What’s the issue?
Medicare pays for inpatient services and outpatient services under separate and very different payment systems, which can produce substantially different payment amounts for similar patients receiving similar services. The cost-sharing implications for beneficiaries under the two systems can also vary significantly.
Until recently, the Centers for Medicare and Medicaid Services (CMS) had provided little guidance to hospitals on how to determine whether a particular patient should be treated on an inpatient or outpatient basis. In the absence of guidance–and in response to other CMS efforts to ensure proper payments, including creation of the Recovery Audit Program–hospitals’ shifting of services between inpatient and outpatient settings has had significant implications for the beneficiaries receiving such services and for the Medicare program as a whole.
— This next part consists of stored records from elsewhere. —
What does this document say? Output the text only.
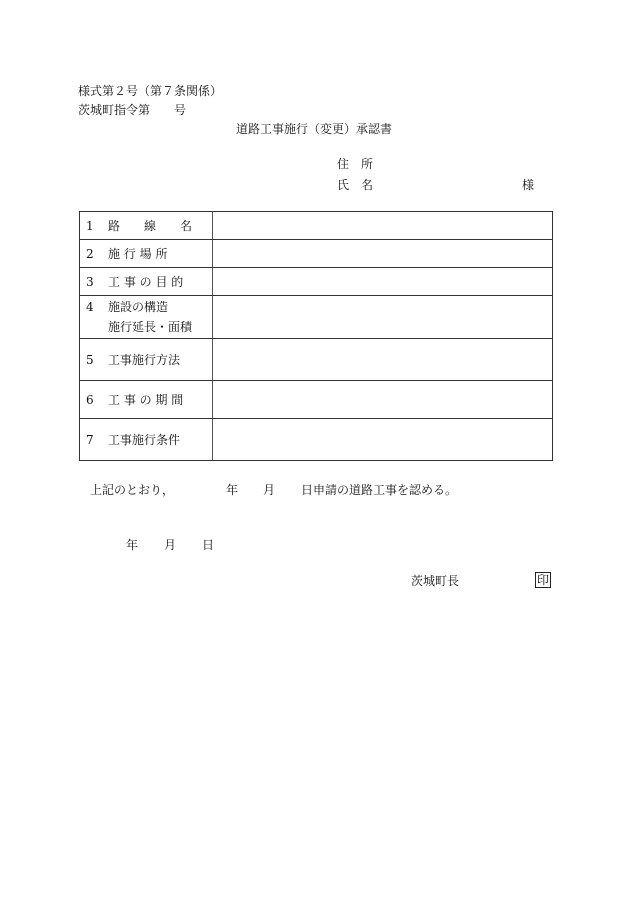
様式第２号（第７条関係）
茨城町指令第　　号
道路工事施行（変更）承認書
住　所
氏　名	様
1 路　　線　　名	
2 施 行 場 所	
3 工 事 の 目 的	
4 施設の構造
施行延長・面積	

5 工事施行方法	
6 工 事 の 期 間	
7 工事施行条件	
上記のとおり，	年 月 日申請の道路工事を認める。
年 月 日
茨城町長	印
In 2013 CMS announced the so-called two-midnight rule to clarify when it expected a patient to be designated to inpatient status. Under this rule, only patients that the doctor expects will need to spend two nights in the hospital would be considered as hospital inpatients.
This brief describes the perceived need by CMS for the two-midnight rule, how it would work, and the implications for Medicare payment. It also reviews the heated response to the rule and its current status.
What’s the background?
Hospital inpatients are patients who are admitted to the hospital to receive services and are expected to occupy a hospital bed. Outpatients are people who are not admitted to the hospital but are registered as outpatients and receive services. Outpatient services can include planned procedures or care provided in the emergency department. In many cases, the same service could be provided on an inpatient or an outpatient basis, but Medicare pays hospitals very differently for inpatient versus outpatient care.
Payment for inpatient services. For a beneficiary admitted to the hospital as an inpatient, Medicare pays for the care under the inpatient prospective payment system (IPPS). The IPPS provides a single payment for all of the services provided to the beneficiary by the hospital during the inpatient stay, including nursing staff, room and board, use of operating or diagnostic facilities, and drugs. CMS assigns each inpatient admission (or case) to a Medicare severity diagnosis-related group (MS-DRG) based on the diagnosis codes reported by the hospital. The MS-DRG assignment determines how much the hospital will be paid for caring for that patient.
The MS-DRG payment is based on the average cost of caring for Medicare patients with similar diagnoses and takes into consideration complicating conditions that might make it more difficult and expensive to treat a particular patient. Hospitals have discretion about what specific care is provided to each patient, and they generally do not receive additional payment for providing more services or for patients who stay in the hospital longer than usual, although hospitals can receive additional outlier payments to help pay for extremely costly cases. The MS-DRG payment includes all care provided by the hospital during the stay, regardless of the length-of-stay, and any services related to the hospital stay provided by the hospital during the seventy-two hours preceding admission, which can include items such as preoperative testing.
The MS-DRG payment reflects the average length of time that Medicare beneficiaries with similar diagnoses and severity of condition are in the hospital to receive care. An individual patient may end up staying live escort reviews Honolulu in the hospital for a longer or shorter period than the national average depending on the clinical needs of that particular patient. If the patient has a shorter length-of-stay than the national average, then the MS-DRG payment the hospital receives is more likely to exceed the actual cost of caring for that particular patient than for patients whose hospital stay is closer to the average.